The South Bend Tribune. September 2, 2016

A solution to a longtime problem.

What seems like the best solution to making sure residents outside South Bend city limits maintain their property is finally taking shape.

City and county officials are working on a plan that would allow the county to contract the city’s code enforcement division to enforce property maintenance rules, such as prohibiting tall grass and unsafe buildings.

Homeowners and businesses outside the city have always occupied a kind of “no man’s land” when it comes to maintaining properties. It’s not that the county hasn’t heard complaints about tall weeds and discarded rusted refrigerators; it’s that an effective way to address the issues hasn’t existed.

The best the county could do was apply zoning laws to violations.
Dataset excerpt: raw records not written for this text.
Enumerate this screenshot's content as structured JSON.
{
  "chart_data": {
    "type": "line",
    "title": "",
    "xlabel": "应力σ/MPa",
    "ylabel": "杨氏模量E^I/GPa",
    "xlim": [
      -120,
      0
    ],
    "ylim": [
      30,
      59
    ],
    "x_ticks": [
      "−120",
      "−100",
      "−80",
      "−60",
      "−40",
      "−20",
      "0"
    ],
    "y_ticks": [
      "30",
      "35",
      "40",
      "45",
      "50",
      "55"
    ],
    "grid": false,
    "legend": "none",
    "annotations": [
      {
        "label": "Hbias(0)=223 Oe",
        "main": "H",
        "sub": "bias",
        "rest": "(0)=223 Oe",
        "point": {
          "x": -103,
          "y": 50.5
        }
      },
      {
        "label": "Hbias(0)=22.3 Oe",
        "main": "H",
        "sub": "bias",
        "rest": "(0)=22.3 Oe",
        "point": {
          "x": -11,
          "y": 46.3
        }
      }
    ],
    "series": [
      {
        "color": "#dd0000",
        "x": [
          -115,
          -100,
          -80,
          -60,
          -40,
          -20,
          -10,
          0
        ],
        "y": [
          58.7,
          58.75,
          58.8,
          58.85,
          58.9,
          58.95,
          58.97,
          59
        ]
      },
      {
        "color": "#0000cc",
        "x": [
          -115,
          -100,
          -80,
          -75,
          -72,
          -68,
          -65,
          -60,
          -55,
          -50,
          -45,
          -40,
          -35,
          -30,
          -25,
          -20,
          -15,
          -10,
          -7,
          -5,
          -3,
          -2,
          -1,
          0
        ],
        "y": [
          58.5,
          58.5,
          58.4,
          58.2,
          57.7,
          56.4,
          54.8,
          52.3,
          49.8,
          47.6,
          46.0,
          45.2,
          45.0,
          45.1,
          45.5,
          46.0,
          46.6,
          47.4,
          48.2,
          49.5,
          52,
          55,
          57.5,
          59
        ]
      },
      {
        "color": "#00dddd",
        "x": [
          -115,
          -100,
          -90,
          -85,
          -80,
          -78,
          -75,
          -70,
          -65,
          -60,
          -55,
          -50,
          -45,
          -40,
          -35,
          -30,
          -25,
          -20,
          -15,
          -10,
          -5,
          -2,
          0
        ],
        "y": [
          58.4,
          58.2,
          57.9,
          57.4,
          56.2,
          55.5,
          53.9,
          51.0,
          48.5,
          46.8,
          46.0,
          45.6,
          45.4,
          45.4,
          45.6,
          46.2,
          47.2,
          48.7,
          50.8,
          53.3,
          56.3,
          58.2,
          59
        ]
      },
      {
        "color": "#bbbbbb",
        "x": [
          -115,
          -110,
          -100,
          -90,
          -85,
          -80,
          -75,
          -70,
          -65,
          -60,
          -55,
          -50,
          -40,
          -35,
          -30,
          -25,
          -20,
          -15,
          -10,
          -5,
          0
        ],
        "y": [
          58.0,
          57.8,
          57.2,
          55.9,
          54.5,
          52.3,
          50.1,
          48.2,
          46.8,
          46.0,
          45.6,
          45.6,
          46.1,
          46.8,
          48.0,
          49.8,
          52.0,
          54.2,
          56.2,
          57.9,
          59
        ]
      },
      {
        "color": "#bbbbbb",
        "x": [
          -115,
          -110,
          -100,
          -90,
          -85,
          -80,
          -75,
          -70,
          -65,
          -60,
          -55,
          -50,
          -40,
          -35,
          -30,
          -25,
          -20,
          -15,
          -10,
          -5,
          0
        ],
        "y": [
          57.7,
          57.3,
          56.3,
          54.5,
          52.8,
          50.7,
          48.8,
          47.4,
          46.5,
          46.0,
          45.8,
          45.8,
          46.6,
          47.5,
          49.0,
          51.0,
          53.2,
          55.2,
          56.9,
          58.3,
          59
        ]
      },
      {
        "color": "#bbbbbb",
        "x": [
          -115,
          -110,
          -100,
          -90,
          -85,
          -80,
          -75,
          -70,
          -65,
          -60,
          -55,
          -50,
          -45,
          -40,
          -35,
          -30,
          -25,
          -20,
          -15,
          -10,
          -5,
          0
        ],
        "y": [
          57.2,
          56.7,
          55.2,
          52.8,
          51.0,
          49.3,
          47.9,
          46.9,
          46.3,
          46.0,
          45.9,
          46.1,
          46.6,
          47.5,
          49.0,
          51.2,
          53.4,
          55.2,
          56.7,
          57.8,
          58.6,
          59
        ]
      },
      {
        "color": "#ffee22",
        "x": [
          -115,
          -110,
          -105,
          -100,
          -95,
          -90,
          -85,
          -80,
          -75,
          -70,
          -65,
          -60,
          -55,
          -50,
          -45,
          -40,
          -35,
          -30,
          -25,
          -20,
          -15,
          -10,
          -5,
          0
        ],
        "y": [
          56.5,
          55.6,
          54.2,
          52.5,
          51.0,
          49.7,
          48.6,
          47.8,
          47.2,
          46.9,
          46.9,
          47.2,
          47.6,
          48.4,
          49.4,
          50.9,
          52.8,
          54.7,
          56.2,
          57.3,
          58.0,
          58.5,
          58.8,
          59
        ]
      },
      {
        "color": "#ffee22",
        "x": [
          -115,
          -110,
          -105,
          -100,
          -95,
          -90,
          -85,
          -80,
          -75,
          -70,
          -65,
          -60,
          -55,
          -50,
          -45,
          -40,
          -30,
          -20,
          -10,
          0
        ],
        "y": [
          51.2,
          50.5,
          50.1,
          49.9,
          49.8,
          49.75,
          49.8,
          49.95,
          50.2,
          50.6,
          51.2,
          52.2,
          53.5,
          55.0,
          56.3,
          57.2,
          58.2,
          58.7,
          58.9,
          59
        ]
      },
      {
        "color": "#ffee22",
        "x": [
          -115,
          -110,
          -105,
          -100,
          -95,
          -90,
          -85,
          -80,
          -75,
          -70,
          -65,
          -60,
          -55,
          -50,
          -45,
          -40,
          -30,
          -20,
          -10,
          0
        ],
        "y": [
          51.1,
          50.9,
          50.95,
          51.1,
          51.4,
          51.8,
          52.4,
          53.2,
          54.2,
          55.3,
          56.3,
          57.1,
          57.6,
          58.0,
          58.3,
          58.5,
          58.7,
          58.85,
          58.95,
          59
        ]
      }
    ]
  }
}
The process often began with a letter and follow-up by limited staff. Property owners that made half-hearted efforts at cleaning up messes often earned a reprieve until the issue came to a head again. Only the most aberrant property owners would get hauled into Circuit Court and ordered to clean up their messes.

This latest proposal makes the most sense. It would cost the county about $150,000 in the first year for the city code enforcement department to set up two new inspectors. That amount would cover salaries, benefits, leasing a new truck for inspections, an iPad and gas. The earliest the county system could start would be June 2017.

County Council members have long received complaints about unsightly properties, but there was little that could be done. President Rafael Morton said he has “received many calls over the years from people in unincorporated areas of the county, who are basically totally baffled by why we don’t have code enforcement in the county.”

The county tried to come up with a new procedure for working with violators about six years ago, but it never really took hold. Part of the issue was the awkwardness of the zoning ordinance. For example, to get that rusted old refrigerator out of a neighbor’s yard, the property had to meet the definition of a junkyard, an operation that would not be permitted in residential zoning.

This is a solid plan that makes sense and addresses a need in the county. South Bend has the staff, expertise and years of experience dealing with code violations. That will serve the county well and save money, too, without the county having to create a separate department.


Kokomo Tribune. September 2, 2016

Right to work unnecessary.

It has been a crime for Indiana employers to enter into labor contracts that require workers to pay union dues since Feb. 1, 2012 - the day then-Gov. Mitch Daniels signed legislation making the Hoosier State a “right-to-work” state.

Despite Lake County Circuit Court Judge George Paras’ ruling in the summer of 2014 that right to work violates the state constitution by forcing unions to provide services to workers without payment, the Indiana Supreme Court upheld right to work that November.

After two years of Statehouse debate, after on-again-off-again walkouts by Indiana’s House Democrats that delayed adoption of right to work, the conflict appears to have been settled.

But right to work is so unnecessary, and that’s worth remembering this Labor Day weekend.

Daniels and the GOP sold right to work as a jobs bill. Jobs are returning, yet Hoosier incomes continue to fall.

Yes, Indiana’s unemployment rate was 4.6 percent in July, compared to a national average of 4.9 percent, the state Department of Workforce Development reports. But a Ball State University study in 2013 found Indiana’s per capita income plummeted from 30th in the U.S. to 40th overall and lowest in the Midwest.

In fact, wages in Miami County, Ball State researchers found, remain at a level the average American hasn’t seen since the 1970s.

In television ads ahead of legislative votes on right to work, Daniels told Hoosiers the state was “cut out of a third of all (employment) deals because we don’t provide workers the protection known as right to work.” He said the previous 22 states with right-to-work legislation were “adding jobs and income a lot faster than those that don’t.”

Hoosiers still await those higher incomes. And by now, they likely have guessed the legislation’s true and perhaps only purpose.

Indiana’s right-to-work law is nothing more than Republican retribution for labor’s financial and electoral support of Democrats.